Fannie and Freddie’s cousin, Johnson-Crapo’s creation, smells.

A corollary to Shakespeare’s Romeo and Juliet adage, “A rose by any other name would smell as sweet,” is that “garbage by any other name would smell as awful.”

The latter seems apropos to the “reform” of the government-sponsored housing enterprises Fannie Mae and Freddie Mac introduced by the Senators Tim Johnson (D-S.D.), and Mike Crapo (R-Idaho), the chairman and ranking member of the Senate Banking Committee. The bill was set to be marked up April 29, but was delayed after opposition garnered from many quarters. Now after completely ignoring conservative concerns and pandering to lefties like Sen. Elizabeth Warren (D-Mass.), Crapo and Johnson will likely try again this Thursday to get a bare majority to vote the bill out of committee.

A letter last month coordinated by the Competitive Enterprise Institute and signed by 26 conservative and free-market groups declares that Johnson-Crapo “does not constitute real reform,” but an expansion of the type of government intervention that fueled the housing crisis in the first place.

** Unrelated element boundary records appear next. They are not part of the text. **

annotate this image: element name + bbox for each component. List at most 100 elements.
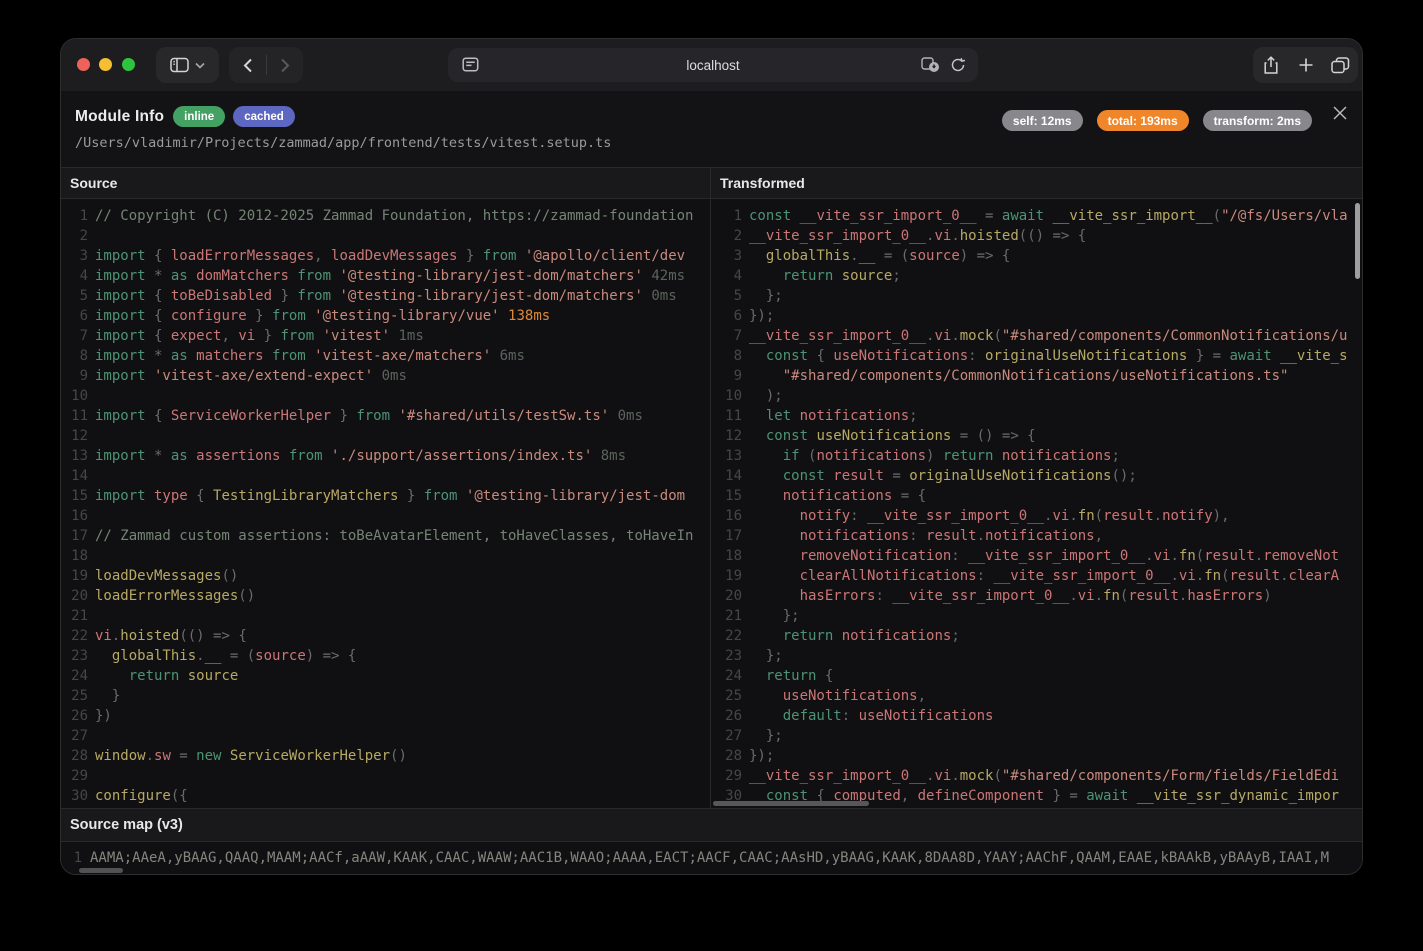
- code-line: 17 notifications: result.notifications,: [711, 526, 1362, 546]
- code-line: 14 const result = originalUseNotificatio…: [711, 466, 1362, 486]
- sourcemap-title: Source map (v3): [61, 809, 1362, 842]
- code-line: 22vi.hoisted(() => {: [61, 626, 710, 646]
- module-badges: inline cached: [173, 106, 295, 127]
- horizontal-scrollbar[interactable]: [713, 801, 869, 806]
- code-line: 16: [61, 506, 710, 526]
- code-line: 8 const { useNotifications: originalUseN…: [711, 346, 1362, 366]
- privacy-badge-icon[interactable]: [921, 57, 940, 73]
- code-line: 6import { configure } from '@testing-lib…: [61, 306, 710, 326]
- code-line: 12 const useNotifications = () => {: [711, 426, 1362, 446]
- code-line: 18: [61, 546, 710, 566]
- page-settings-icon[interactable]: [462, 57, 479, 72]
- code-line: 25 useNotifications,: [711, 686, 1362, 706]
- code-line: 18 removeNotification: __vite_ssr_import…: [711, 546, 1362, 566]
- minimize-window-button[interactable]: [99, 58, 112, 71]
- code-line: 16 notify: __vite_ssr_import_0__.vi.fn(r…: [711, 506, 1362, 526]
- code-line: 10 );: [711, 386, 1362, 406]
- source-panel: Source 1// Copyright (C) 2012-2025 Zamma…: [61, 168, 710, 808]
- transformed-panel-title: Transformed: [711, 168, 1362, 199]
- code-line: 19loadDevMessages(): [61, 566, 710, 586]
- code-line: 30configure({: [61, 786, 710, 806]
- code-line: 1const __vite_ssr_import_0__ = await __v…: [711, 206, 1362, 226]
- chevron-down-icon: [195, 62, 205, 69]
- timing-badges: self: 12ms total: 193ms transform: 2ms: [1002, 110, 1312, 131]
- code-line: 27: [61, 726, 710, 746]
- code-line: 20 hasErrors: __vite_ssr_import_0__.vi.f…: [711, 586, 1362, 606]
- back-button[interactable]: [229, 47, 266, 83]
- code-line: 21: [61, 606, 710, 626]
- browser-toolbar: localhost: [61, 39, 1362, 91]
- divider: [266, 55, 267, 75]
- timing-self: self: 12ms: [1002, 110, 1083, 131]
- code-line: 7import { expect, vi } from 'vitest' 1ms: [61, 326, 710, 346]
- code-line: 15import type { TestingLibraryMatchers }…: [61, 486, 710, 506]
- code-line: 5 };: [711, 286, 1362, 306]
- sourcemap-horizontal-scrollbar[interactable]: [79, 868, 123, 873]
- code-line: 26}): [61, 706, 710, 726]
- sidebar-icon: [170, 57, 189, 73]
- code-line: 27 };: [711, 726, 1362, 746]
- source-panel-title: Source: [61, 168, 710, 199]
- sourcemap-line: 1 AAMA;AAeA,yBAAG,QAAQ,MAAM;AACf,aAAW,KA…: [61, 842, 1362, 868]
- transformed-code: 1const __vite_ssr_import_0__ = await __v…: [711, 199, 1362, 808]
- navigation-buttons: [229, 47, 303, 83]
- code-line: 4 return source;: [711, 266, 1362, 286]
- timing-total: total: 193ms: [1097, 110, 1189, 131]
- tab-overview-button[interactable]: [1323, 47, 1358, 83]
- code-line: 23 globalThis.__ = (source) => {: [61, 646, 710, 666]
- code-line: 11 let notifications;: [711, 406, 1362, 426]
- code-line: 12: [61, 426, 710, 446]
- code-line: 24 return {: [711, 666, 1362, 686]
- url-text: localhost: [448, 58, 978, 73]
- code-line: 29__vite_ssr_import_0__.vi.mock("#shared…: [711, 766, 1362, 786]
- code-line: 9import 'vitest-axe/extend-expect' 0ms: [61, 366, 710, 386]
- address-bar[interactable]: localhost: [448, 48, 978, 82]
- code-line: 11import { ServiceWorkerHelper } from '#…: [61, 406, 710, 426]
- new-tab-button[interactable]: [1288, 47, 1323, 83]
- code-line: 22 return notifications;: [711, 626, 1362, 646]
- code-line: 21 };: [711, 606, 1362, 626]
- browser-window: localhost: [60, 38, 1363, 875]
- code-line: 19 clearAllNotifications: __vite_ssr_imp…: [711, 566, 1362, 586]
- reload-button[interactable]: [950, 57, 966, 73]
- vertical-scrollbar[interactable]: [1355, 203, 1360, 279]
- code-line: 20loadErrorMessages(): [61, 586, 710, 606]
- code-line: 28});: [711, 746, 1362, 766]
- page-title: Module Info: [75, 108, 164, 126]
- sourcemap-section: Source map (v3) 1 AAMA;AAeA,yBAAG,QAAQ,M…: [61, 808, 1362, 875]
- code-line: 13 if (notifications) return notificatio…: [711, 446, 1362, 466]
- source-code: 1// Copyright (C) 2012-2025 Zammad Found…: [61, 199, 710, 808]
- code-line: 9 "#shared/components/CommonNotification…: [711, 366, 1362, 386]
- code-line: 6});: [711, 306, 1362, 326]
- transformed-panel: Transformed 1const __vite_ssr_import_0__…: [710, 168, 1362, 808]
- code-line: 13import * as assertions from './support…: [61, 446, 710, 466]
- code-line: 8import * as matchers from 'vitest-axe/m…: [61, 346, 710, 366]
- toolbar-actions: [1253, 47, 1358, 83]
- zoom-window-button[interactable]: [122, 58, 135, 71]
- code-line: 5import { toBeDisabled } from '@testing-…: [61, 286, 710, 306]
- line-number: 1: [61, 848, 82, 868]
- timing-transform: transform: 2ms: [1203, 110, 1312, 131]
- module-info-header: Module Info inlinecached /Users/vladimir…: [61, 91, 1362, 167]
- close-window-button[interactable]: [77, 58, 90, 71]
- sidebar-toggle-button[interactable]: [156, 47, 219, 83]
- code-line: 29: [61, 766, 710, 786]
- code-line: 17// Zammad custom assertions: toBeAvata…: [61, 526, 710, 546]
- code-line: 2: [61, 226, 710, 246]
- close-button[interactable]: [1331, 104, 1349, 122]
- cached-badge: cached: [233, 106, 295, 127]
- code-line: 3 globalThis.__ = (source) => {: [711, 246, 1362, 266]
- code-line: 24 return source: [61, 666, 710, 686]
- code-line: 23 };: [711, 646, 1362, 666]
- code-line: 28window.sw = new ServiceWorkerHelper(): [61, 746, 710, 766]
- share-button[interactable]: [1253, 47, 1288, 83]
- code-line: 10: [61, 386, 710, 406]
- code-line: 14: [61, 466, 710, 486]
- inline-badge: inline: [173, 106, 225, 127]
- code-line: 4import * as domMatchers from '@testing-…: [61, 266, 710, 286]
- code-line: 3import { loadErrorMessages, loadDevMess…: [61, 246, 710, 266]
- forward-button[interactable]: [266, 47, 303, 83]
- code-panels: Source 1// Copyright (C) 2012-2025 Zamma…: [61, 167, 1362, 808]
- code-line: 7__vite_ssr_import_0__.vi.mock("#shared/…: [711, 326, 1362, 346]
- sourcemap-mappings: AAMA;AAeA,yBAAG,QAAQ,MAAM;AACf,aAAW,KAAK…: [90, 848, 1329, 868]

While the media often characterizes this plan as “ending” Fannie and Freddie, most of their functions would simply be transferred to a new giant government entity, the Federal Mortgage Insurance Corporation, or what we could call “Feddie Mic.” Not only would the government’s role in subsidizing and micromanaging housing not be reduced, in some ways it would be substantially increased.